Headline consumer price inflation rose by 0.1% month on month, up slightly on July but below the 0.2% consensus forecast of economists, according to the latest Statistics Canada data. This made for an annualised inflation rate of 1.4%, up from the 1.2% seen in July, but below the economist forecast for a headline number of 1.5%.

Headline retail sales rose at a faster than expected pace of 0.4% month on month in July, up from 0.1% in June, and ahead of economist forecasts for a steady 0.1% print.

However, after stripping out car sales, the more important core-retail sales growth number came in at 0.2%, beneath the economist consensus for growth of 0.4%. The previous month's number, for June, was also revised downward from 0.7% to just 0.4%.

"Not too hot, not too cold, retail sales for July came in with lukewarm results--something we expect for the overall monthly GDP print due out next week," says Nick Exarhos, an economist with CIBC Capital Markets.

Friday's data comes closely on the heels of two Bank of Canada interest rate hikes, which have taken the benchmark rate to 1% and driven a sharp upward appreciation of the Canadian Dollar.

"All told, a truly mixed bag of results on the Canadian end, a taste of things to come as growth cools in the second half of the year," adds Exarhos.

The Bank of Canada's recent action on rates came in response to data showing the Canadian economy growing much faster than was previously expected at the end of the second quarter, with GDP expanding at an annualised pace of 4.5% in June.

However, the surprise back-to-back nature of the two 2017 rate increases may now have led market expectations for further action to get ahead of themselves.

“We will be paying close attention to how the economy responds to both higher interest rates and the stronger Canadian dollar,” Timothy Lane, deputy governor at the BoC, told an audience earlier this week.

Lane dedicated much of his speech to the Saskatoon Regional Economic Development Authority to the calamitous effect a strong CAD had on Canada’s non-resource exporters up to the financial crisis and throughout the commodity boom.

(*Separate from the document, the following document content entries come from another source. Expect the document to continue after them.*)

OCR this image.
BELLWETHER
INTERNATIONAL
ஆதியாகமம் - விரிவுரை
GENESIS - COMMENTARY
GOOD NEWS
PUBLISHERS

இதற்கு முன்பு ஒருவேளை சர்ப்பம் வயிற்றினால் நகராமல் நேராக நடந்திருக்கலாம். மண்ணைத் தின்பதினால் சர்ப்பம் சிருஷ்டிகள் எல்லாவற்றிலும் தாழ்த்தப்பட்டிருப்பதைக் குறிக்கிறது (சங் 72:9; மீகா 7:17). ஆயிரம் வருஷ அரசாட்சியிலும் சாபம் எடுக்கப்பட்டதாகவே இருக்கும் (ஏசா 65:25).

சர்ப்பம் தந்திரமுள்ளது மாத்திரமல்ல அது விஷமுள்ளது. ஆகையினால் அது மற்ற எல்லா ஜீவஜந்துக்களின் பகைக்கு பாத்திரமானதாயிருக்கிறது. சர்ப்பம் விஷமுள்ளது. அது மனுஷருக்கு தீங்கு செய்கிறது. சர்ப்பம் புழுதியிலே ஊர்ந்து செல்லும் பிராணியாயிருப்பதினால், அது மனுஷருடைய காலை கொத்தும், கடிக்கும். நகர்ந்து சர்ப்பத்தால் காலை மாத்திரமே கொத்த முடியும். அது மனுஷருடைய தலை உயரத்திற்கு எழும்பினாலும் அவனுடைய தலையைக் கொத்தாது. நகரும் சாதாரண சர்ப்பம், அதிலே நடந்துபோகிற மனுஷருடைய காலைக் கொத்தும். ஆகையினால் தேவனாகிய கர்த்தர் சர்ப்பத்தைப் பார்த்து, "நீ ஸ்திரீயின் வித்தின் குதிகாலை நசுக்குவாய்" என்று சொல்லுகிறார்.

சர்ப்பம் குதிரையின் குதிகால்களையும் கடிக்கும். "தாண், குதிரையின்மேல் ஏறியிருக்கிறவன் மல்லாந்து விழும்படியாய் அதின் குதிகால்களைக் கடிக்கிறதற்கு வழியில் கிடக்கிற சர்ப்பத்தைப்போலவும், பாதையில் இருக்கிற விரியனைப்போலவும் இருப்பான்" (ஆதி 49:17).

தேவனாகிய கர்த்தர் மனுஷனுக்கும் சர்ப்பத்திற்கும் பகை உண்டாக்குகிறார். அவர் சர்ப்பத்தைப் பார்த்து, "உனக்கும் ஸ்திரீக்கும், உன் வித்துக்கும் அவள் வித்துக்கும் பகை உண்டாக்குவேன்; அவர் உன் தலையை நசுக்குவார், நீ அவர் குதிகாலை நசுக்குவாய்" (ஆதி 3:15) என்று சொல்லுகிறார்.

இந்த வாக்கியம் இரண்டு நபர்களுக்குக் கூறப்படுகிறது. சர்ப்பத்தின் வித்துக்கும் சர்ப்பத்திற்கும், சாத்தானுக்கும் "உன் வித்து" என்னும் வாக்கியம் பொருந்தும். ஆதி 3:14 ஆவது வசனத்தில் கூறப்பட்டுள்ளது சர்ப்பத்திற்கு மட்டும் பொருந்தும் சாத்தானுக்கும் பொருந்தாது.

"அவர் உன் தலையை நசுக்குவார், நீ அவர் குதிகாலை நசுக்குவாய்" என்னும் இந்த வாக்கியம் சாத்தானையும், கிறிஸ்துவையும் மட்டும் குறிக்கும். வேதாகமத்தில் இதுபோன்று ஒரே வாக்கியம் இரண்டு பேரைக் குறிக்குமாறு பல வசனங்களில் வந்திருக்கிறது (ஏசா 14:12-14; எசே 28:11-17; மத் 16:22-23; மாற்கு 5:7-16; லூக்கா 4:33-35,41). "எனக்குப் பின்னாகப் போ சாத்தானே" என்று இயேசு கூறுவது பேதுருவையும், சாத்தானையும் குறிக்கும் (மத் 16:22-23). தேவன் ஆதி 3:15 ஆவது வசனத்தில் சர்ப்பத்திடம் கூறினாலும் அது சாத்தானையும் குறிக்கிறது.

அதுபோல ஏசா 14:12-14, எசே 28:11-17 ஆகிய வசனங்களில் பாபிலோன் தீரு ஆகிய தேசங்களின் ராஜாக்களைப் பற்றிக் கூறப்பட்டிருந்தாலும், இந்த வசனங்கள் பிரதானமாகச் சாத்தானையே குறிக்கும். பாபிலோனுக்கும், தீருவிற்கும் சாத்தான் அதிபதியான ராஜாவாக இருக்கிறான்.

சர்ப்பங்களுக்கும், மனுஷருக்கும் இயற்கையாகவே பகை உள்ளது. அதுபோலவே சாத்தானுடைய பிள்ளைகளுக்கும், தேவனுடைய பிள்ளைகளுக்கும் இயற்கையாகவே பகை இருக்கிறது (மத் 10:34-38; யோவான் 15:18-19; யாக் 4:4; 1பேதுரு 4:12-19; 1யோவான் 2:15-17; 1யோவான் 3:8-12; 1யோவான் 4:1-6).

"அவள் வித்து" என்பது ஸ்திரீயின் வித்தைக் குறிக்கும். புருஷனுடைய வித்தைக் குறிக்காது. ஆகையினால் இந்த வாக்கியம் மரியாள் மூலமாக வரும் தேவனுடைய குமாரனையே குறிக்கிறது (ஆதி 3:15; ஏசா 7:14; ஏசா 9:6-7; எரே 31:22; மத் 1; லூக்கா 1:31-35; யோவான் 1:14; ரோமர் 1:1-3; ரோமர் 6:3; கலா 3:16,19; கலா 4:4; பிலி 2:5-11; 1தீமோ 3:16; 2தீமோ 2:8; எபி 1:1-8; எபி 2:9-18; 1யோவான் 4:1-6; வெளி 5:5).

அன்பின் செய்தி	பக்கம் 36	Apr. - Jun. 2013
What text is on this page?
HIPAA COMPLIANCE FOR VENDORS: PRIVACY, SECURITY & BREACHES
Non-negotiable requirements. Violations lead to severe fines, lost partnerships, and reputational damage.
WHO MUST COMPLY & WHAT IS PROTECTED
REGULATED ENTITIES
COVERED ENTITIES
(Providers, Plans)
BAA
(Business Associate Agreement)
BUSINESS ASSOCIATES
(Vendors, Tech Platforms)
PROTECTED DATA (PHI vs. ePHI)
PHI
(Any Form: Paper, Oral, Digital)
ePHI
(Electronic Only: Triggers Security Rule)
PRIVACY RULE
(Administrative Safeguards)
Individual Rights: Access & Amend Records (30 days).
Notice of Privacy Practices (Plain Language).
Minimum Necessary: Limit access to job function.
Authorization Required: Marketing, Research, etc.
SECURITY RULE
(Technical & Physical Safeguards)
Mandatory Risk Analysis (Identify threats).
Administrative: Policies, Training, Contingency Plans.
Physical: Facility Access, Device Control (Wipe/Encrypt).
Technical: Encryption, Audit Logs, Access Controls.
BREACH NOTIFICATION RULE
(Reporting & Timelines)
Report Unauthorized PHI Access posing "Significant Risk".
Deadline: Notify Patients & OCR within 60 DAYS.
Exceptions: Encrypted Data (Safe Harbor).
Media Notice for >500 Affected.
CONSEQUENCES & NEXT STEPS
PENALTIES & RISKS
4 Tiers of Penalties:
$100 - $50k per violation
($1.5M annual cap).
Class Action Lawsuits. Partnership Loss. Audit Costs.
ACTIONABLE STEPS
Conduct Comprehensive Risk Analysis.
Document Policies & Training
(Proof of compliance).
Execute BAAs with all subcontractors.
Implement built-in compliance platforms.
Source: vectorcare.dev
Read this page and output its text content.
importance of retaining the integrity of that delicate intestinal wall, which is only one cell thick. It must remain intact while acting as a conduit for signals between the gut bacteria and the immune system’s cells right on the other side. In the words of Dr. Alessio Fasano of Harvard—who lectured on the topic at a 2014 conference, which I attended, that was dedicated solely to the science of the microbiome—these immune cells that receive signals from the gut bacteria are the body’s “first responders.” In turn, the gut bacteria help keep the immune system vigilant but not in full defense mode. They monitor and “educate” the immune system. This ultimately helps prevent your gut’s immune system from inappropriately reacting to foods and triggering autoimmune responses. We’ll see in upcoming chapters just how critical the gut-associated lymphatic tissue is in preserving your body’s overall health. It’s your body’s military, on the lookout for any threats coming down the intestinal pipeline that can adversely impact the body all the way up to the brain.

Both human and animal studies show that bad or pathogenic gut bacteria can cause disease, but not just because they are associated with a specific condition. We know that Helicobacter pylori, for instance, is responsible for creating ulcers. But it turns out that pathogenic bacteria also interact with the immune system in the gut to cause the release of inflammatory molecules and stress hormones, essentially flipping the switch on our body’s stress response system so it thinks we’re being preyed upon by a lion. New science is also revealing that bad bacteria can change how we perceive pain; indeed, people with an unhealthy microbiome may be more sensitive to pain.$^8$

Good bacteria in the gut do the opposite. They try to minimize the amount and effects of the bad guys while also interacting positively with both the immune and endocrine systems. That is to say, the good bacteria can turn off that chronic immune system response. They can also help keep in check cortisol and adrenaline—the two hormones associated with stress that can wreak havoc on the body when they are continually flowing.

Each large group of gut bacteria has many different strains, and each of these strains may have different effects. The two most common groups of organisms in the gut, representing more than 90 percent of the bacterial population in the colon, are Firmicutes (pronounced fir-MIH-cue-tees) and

“Deputy Governor Tim Lane’s latest speech gave a taste of what we’re likely to hear from Governor Poloz on September 27th, as well as in October’s policy report, says Avery Shenfeld, chief economist at CIBC. “But it had to serve two masters: justifying the recent rate hike, while laying the groundwork for an upcoming pause.”

Shenfeld notes how, in late 2016, the BoC emphasised a fall in the number of total hours worked in Canada in its communications on the labour market - leading markets to expect that rates would not rise in the current year, even if the overall jobless rate continued to fall.

Investors and traders could be making the same mistake again, according to Shenfeld, misinterpreting the BoC’s recent moves.

“Of late, the brilliance of first-half GDP growth not only brought on a well justified tightening, but it’s blinded investors to factors that are likely to materially delay a further round of rate hikes,” Shenfeld concludes.

The Canadian Dollar pared earlier gains during noon trading Friday, with a 0.38% increase on the Dollar fast becoming a 0.10% gain, while a 0.50% gain on the Pound slipped to become a 0.18% increase.

The Pound-to-Canadian-Dollar exchange rate was quoted at 1.6700 shortly after the release while the USD/CAD rate was priced at 1.2302.